Global giants like Shopify and Whatsapp Business are also into the e-commerce enablement space. However, Shopify’s model involves hosting the website, while Whatsapp Business is largely used for communication and there is no interface to transact or to place orders.
The process typically involves a business installing the app and entering store information such as name, location and tax details. The store owner then has to create a catalogue of various products and offerings, along with the pictures, prices and description. The store can finally share the link reacted on the social media platform.
The link redirects the customer to an interface on the browser where he can select various products and check out. After entering his address, the customer gets to the payments page where he has the option of settling the bill through UPI, wallets or cards. The store owner then gets a notification of the order being placed.

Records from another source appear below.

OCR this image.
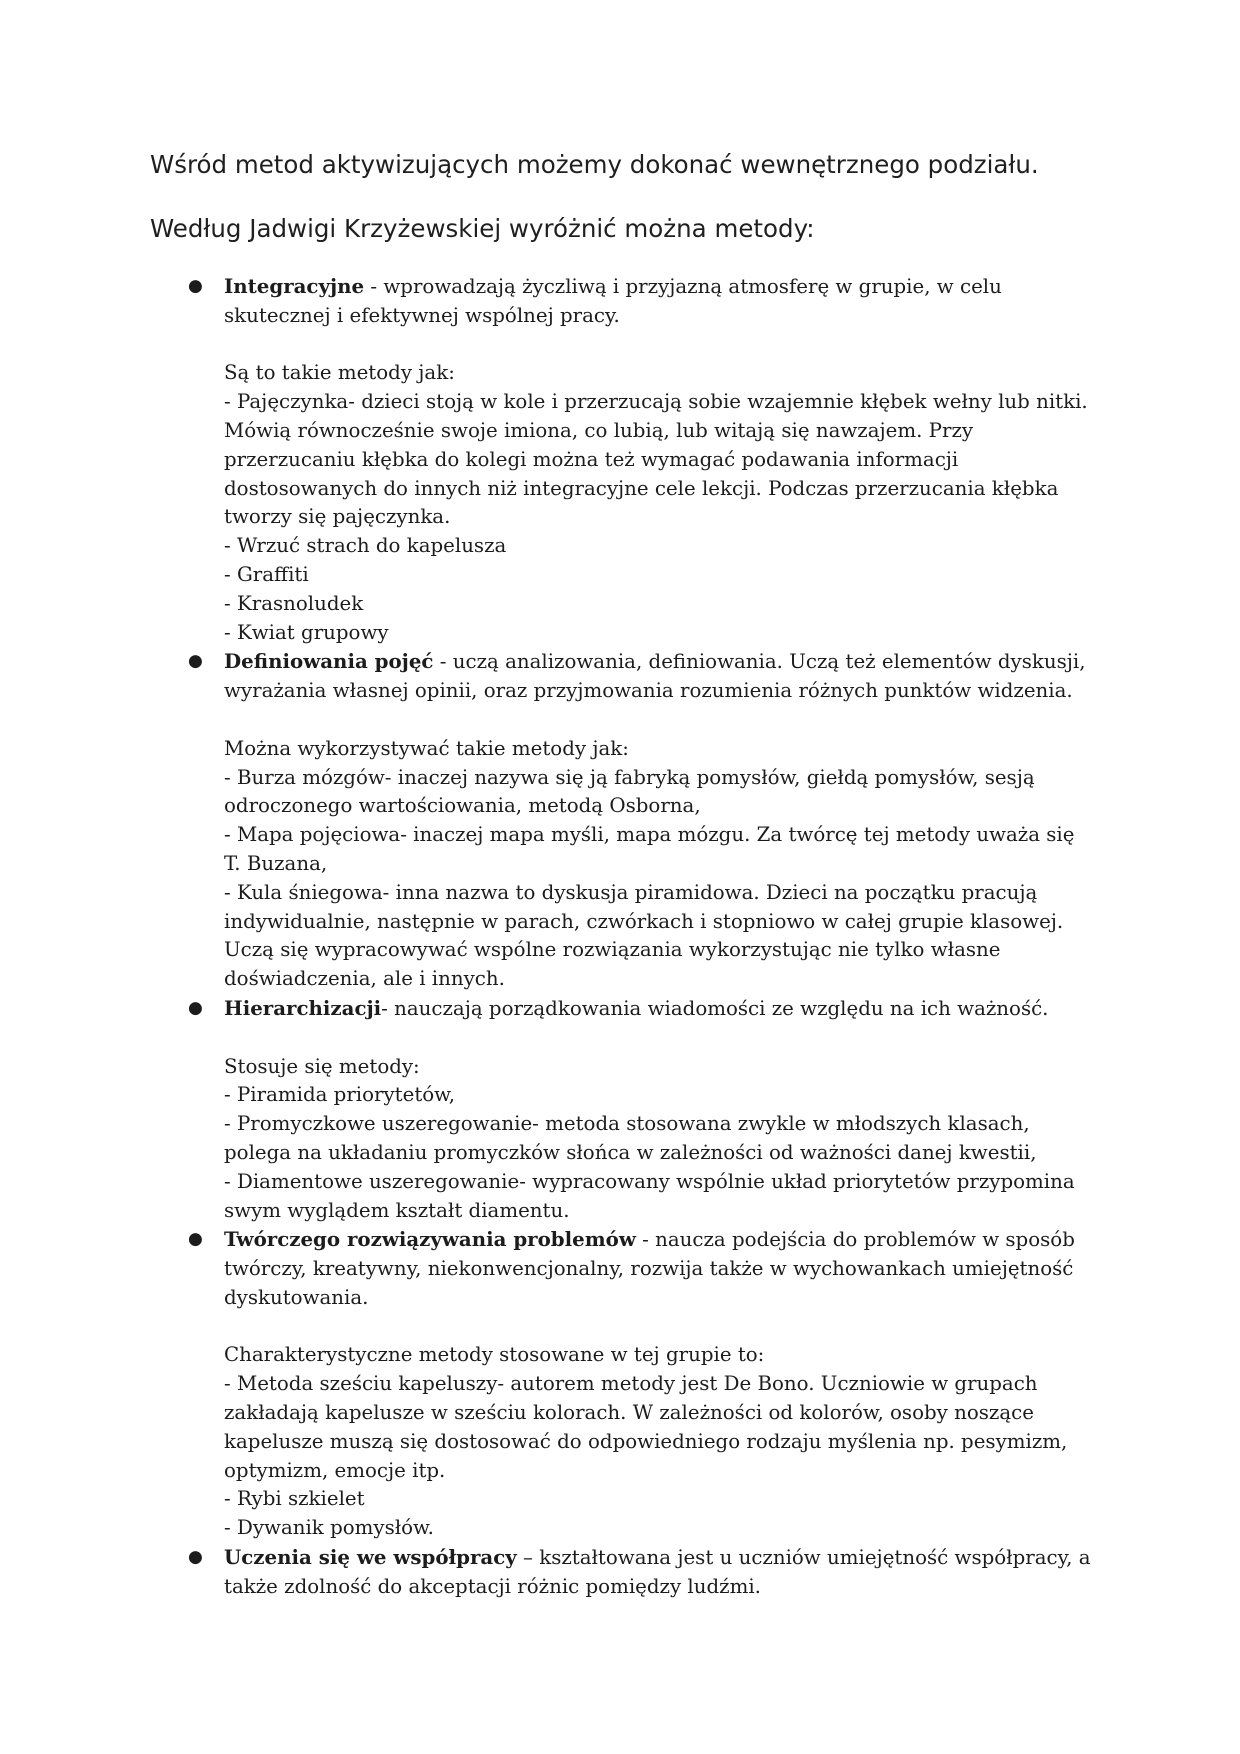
Wśród metod aktywizujących możemy dokonać wewnętrznego podziału.

Według Jadwigi Krzyżewskiej wyróżnić można metody:

● Integracyjne - wprowadzają życzliwą i przyjazną atmosferę w grupie, w celu skutecznej i efektywnej wspólnej pracy.

Są to takie metody jak:

- Pajęczynka- dzieci stoją w kole i przerzucają sobie wzajemnie kłębek wełny lub nitki. Mówią równocześnie swoje imiona, co lubią, lub witają się nawzajem. Przy przerzucaniu kłębka do kolegi można też wymagać podawania informacji dostosowanych do innych niż integracyjne cele lekcji. Podczas przerzucania kłębka tworzy się pajęczynka.

- Wrzuć strach do kapelusza

- Graffiti

- Krasnoludek

- Kwiat grupowy

● Definiowania pojęć - uczą analizowania, definiowania. Uczą też elementów dyskusji, wyrażania własnej opinii, oraz przyjmowania rozumienia różnych punktów widzenia.

Można wykorzystywać takie metody jak:

- Burza mózgów- inaczej nazywa się ją fabryką pomysłów, giełdą pomysłów, sesją odroczonego wartościowania, metodą Osborna,

- Mapa pojęciowa- inaczej mapa myśli, mapa mózgu. Za twórcę tej metody uważa się T. Buzana,

- Kula śniegowa- inna nazwa to dyskusja piramidowa. Dzieci na początku pracują indywidualnie, następnie w parach, czwórkach i stopniowo w całej grupie klasowej. Uczą się wypracowywać wspólne rozwiązania wykorzystując nie tylko własne doświadczenia, ale i innych.

● Hierarchizacji- nauczają porządkowania wiadomości ze względu na ich ważność.

Stosuje się metody:

- Piramida priorytetów,

- Promyczkowe uszeregowanie- metoda stosowana zwykle w młodszych klasach, polega na układaniu promyczków słońca w zależności od ważności danej kwestii,

- Diamentowe uszeregowanie- wypracowany wspólnie układ priorytetów przypomina swym wyglądem kształt diamentu.

● Twórczego rozwiązywania problemów - naucza podejścia do problemów w sposób twórczy, kreatywny, niekonwencjonalny, rozwija także w wychowankach umiejętność dyskutowania.

Charakterystyczne metody stosowane w tej grupie to:

- Metoda sześciu kapeluszy- autorem metody jest De Bono. Uczniowie w grupach zakładają kapelusze w sześciu kolorach. W zależności od kolorów, osoby noszące kapelusze muszą się dostosować do odpowiedniego rodzaju myślenia np. pesymizm, optymizm, emocje itp.

- Rybi szkielet

- Dywanik pomysłów.

● Uczenia się we współpracy – kształtowana jest u uczniów umiejętność współpracy, a także zdolność do akceptacji różnic pomiędzy ludźmi.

During the past few months, the number of start-ups that are helping kirana stores
go online has jumped manifold. Khatabook has launched Mystore, digital cataloguing start-up DotPe has come up with Digital Dukaan and book-keeping app OkCredit has launched OkShop. Similarly, fintech start-up MSwipe offers MeraOnlineStore and social commerce platform Meesho has launched Popshop. The start-up community calls these apps 'dukaan tech' or 'kirana tech'. Most of these apps are free and charge no commissions.
Due to the competition, start-ups are coming up with unique features to onboard new users and retain existing businesses. Dukaan, for instance, has added a Canva software plugin that helps SMBs
create posters and share them directly on Whatsapp or Facebook. ‘Digital Dukaan’ by DotPe gives daily cash rewards through scratch cards based on the milestones achieved. Store owners can also create festival offers, special discounts and share new products through the app.
Existing players in this space such as Instamojo-backed Getmeashop and Y-Combinator-funded Bikayi too have garnered much adoption among SMBs.
"The traction has been very encouraging (since the lockdown). Businesses are taking to online in a big way. We are seeing over 1,000 businesses setting this up every week," said Akash Gehani, co-founder and COO, Instamojo, which owns Getmeashop. "Never before have we seen so much interest in building for Indian businesses. The focus had been on consumers or (building) software as a service (SaaS) by global players.
Bikayi also plans to hit one million merchants by year-end from 85,000 currently. It has 3.5 million visits every day.
But will behemoths like JioMart or Amazon entering the space in full force crush these start-ups? "The (Dukaan) apps see a small window opening up in the short term," said Satish Meena, senior forecast analyst, Forrester. "The apps may be acquired by Amazon, Flipkart or Jio as they will have a head-start by the time the big players decide to enter. Till then, making a successful business case without charging commissions will be a challenge."